Follow-up re GOV.UK accounts
Just before the holidays I wrote a blog post about the new GDS experiment, GOV.UK accounts. While it’s definitely a break with the original GDS concept of stateless transactions, I’m definitely not against the idea on principal and will be interested to see how it develops built on what I’m sure will be extensive user research. It’ll be particularly interesting to see how it evolves to support transactions that reach across organisation boundaries, supported by the ongoing developments in the data sharing and API communities as well as what it will mean for the future of the government’s digital identity strategy — whatever that turns out to be (notably the entire section of the blog post discussion potential options for digital identity doesn’t mention GOV.UK Verify at all).
Today GDS posted another blog on the topic — The technical architecture behind a GOV.UK account. It’s very good to see front and centre discussions on how citizens can see and control which services their data is shared with. Perhaps this will eventually lead to the creation of a government data sharing platform like Estonia’s X-Road which it’s high level of data sharing transparency. Although, notably, the including technical diagram doesn’t currently extend beyond the boundaries of GDS — it’s early days. The proposed “preferences and consent management service” sound excellent and very much in keeping with the kind of thing that Register Dynamics and others have been proposing for some time.

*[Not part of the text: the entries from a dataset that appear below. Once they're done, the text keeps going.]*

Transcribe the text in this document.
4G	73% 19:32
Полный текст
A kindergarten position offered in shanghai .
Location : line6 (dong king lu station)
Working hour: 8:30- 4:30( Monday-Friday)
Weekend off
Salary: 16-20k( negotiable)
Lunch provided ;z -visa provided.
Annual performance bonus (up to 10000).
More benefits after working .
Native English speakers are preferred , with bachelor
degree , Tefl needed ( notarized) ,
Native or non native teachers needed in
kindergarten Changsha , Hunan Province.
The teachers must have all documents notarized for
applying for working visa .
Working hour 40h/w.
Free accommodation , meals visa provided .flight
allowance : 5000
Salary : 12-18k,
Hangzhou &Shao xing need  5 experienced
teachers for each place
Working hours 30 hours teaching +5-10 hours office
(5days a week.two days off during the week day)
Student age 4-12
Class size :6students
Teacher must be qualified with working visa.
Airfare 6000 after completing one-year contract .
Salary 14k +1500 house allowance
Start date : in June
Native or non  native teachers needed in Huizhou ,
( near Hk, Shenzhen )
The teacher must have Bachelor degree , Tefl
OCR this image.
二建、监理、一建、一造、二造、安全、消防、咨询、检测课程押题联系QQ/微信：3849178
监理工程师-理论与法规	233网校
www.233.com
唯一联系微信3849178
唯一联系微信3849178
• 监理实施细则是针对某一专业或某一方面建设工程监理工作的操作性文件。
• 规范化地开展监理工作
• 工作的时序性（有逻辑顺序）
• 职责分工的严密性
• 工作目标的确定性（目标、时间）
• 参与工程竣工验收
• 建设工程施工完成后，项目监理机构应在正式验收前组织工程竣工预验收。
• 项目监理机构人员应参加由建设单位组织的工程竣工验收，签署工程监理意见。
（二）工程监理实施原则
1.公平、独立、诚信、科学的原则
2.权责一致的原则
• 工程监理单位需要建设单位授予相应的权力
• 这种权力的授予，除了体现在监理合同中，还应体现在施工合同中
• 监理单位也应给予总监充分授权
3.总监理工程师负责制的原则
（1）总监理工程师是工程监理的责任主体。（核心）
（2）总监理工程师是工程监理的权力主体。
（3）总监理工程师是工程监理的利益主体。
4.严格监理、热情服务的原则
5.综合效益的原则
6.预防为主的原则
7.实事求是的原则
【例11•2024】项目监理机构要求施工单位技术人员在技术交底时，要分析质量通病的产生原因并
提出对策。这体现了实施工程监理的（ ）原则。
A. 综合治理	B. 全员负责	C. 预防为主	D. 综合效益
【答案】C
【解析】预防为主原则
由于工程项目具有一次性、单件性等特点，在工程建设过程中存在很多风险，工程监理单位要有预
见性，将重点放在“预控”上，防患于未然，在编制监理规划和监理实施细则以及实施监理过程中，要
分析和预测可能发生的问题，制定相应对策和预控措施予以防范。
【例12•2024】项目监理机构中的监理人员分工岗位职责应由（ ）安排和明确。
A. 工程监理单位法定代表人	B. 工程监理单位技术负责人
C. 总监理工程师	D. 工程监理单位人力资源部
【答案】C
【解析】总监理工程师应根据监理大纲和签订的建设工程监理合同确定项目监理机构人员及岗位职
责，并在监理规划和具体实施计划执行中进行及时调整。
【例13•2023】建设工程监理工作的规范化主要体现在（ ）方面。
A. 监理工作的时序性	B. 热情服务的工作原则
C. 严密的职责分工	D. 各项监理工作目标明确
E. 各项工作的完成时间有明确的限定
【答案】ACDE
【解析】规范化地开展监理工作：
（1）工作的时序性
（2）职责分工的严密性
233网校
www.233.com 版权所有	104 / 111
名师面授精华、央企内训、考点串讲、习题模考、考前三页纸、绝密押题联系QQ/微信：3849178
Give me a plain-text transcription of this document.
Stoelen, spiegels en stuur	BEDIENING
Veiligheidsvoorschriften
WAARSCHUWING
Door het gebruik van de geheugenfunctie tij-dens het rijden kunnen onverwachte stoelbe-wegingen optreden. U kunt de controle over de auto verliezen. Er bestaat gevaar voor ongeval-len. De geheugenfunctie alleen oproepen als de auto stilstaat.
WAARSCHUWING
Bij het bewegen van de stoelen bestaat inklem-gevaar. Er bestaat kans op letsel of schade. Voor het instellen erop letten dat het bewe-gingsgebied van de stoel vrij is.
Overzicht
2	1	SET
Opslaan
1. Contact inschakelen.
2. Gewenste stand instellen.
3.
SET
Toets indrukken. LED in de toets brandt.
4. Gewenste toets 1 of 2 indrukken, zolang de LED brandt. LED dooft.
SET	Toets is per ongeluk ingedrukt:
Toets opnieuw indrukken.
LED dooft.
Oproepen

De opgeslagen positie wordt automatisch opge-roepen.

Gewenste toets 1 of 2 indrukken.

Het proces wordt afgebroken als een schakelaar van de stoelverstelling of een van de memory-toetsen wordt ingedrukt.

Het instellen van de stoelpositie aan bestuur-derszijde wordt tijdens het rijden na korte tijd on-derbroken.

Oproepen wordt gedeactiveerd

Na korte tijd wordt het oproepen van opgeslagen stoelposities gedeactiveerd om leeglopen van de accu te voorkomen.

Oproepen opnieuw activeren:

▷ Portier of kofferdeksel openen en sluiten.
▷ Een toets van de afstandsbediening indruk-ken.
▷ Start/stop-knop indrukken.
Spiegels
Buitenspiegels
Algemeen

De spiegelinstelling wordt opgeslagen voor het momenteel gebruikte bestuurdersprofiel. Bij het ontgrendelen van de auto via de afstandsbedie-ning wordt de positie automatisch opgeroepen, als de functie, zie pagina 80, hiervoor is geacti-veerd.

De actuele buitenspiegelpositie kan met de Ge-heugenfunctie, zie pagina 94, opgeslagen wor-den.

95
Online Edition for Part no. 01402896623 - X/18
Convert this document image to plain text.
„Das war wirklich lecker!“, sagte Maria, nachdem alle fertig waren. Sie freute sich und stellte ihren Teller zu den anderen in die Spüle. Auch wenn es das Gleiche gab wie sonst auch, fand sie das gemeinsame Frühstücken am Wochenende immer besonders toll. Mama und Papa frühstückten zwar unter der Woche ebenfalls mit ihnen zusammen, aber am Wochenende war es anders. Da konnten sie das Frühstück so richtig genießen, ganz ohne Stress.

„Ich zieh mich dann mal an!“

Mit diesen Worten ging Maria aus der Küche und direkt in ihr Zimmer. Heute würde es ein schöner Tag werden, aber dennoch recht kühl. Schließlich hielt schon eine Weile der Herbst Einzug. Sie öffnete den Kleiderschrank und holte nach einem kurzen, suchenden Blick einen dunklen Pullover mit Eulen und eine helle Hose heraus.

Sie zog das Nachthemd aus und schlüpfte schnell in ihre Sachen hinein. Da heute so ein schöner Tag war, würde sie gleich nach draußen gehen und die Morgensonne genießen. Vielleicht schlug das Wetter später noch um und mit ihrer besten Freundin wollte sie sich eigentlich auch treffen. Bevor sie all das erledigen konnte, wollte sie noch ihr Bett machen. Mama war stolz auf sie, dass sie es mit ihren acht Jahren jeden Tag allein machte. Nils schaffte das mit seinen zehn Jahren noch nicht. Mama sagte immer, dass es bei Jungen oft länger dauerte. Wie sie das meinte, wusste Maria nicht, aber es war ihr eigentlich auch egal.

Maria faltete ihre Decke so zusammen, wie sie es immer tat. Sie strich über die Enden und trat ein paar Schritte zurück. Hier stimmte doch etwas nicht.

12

However, what I want to pick out to discuss is the following:
A simple example of how this could be useful is the common action of filling in an address across many different government services. A well architected solution would allow users to fill their address in once and then, should the user choose to, share that data when they next need to fill in their address in a journey through a government service.
And
An attribute store — a centralised location that holds some common data about a user that every GOV.UK service might need.
As I said in my previous blog post on this topic, this immediately runs directly into all the issues highlighted by the NO2ID / Database State campaign from all the way back in the early 2000s.
It’s always seemed to me that there’s been a tacit understanding that specific government organisations have a good justification for collecting data related to their remit. In addition many people see the collection of basic personal data (name(s), addresses(s), date of birth, etc) in multiple places as a feature rather than a bug. It’s certain not good from a user experience point of view but having a single-source-of-truth database with the names and addresses of everyone who interacts with the government is an exceptional cyber-theft target and raises all kinds of risks related to corruption, malicious viewing / updating and being accidentally exposed.
These risks might be considered to be low compared to the value gained by having everything in one place (like Estonia). Views on this are bound to vary a lot. To be honest these days I’m on the face and see good arguments on both sides.
The huge issue here though is, if I’ve understood this correctly, GDS is at the start of a plan to create this kind of comprehensive data store without explicitly opening up the concept for debate. Yes, the work is being done in the open — and that’s great — but this is a big deal and people and organisations that have previously expressed an opinion on this kind of centralisation of personal data, both for and against, need an opportunity to discuss the pros and cons in public.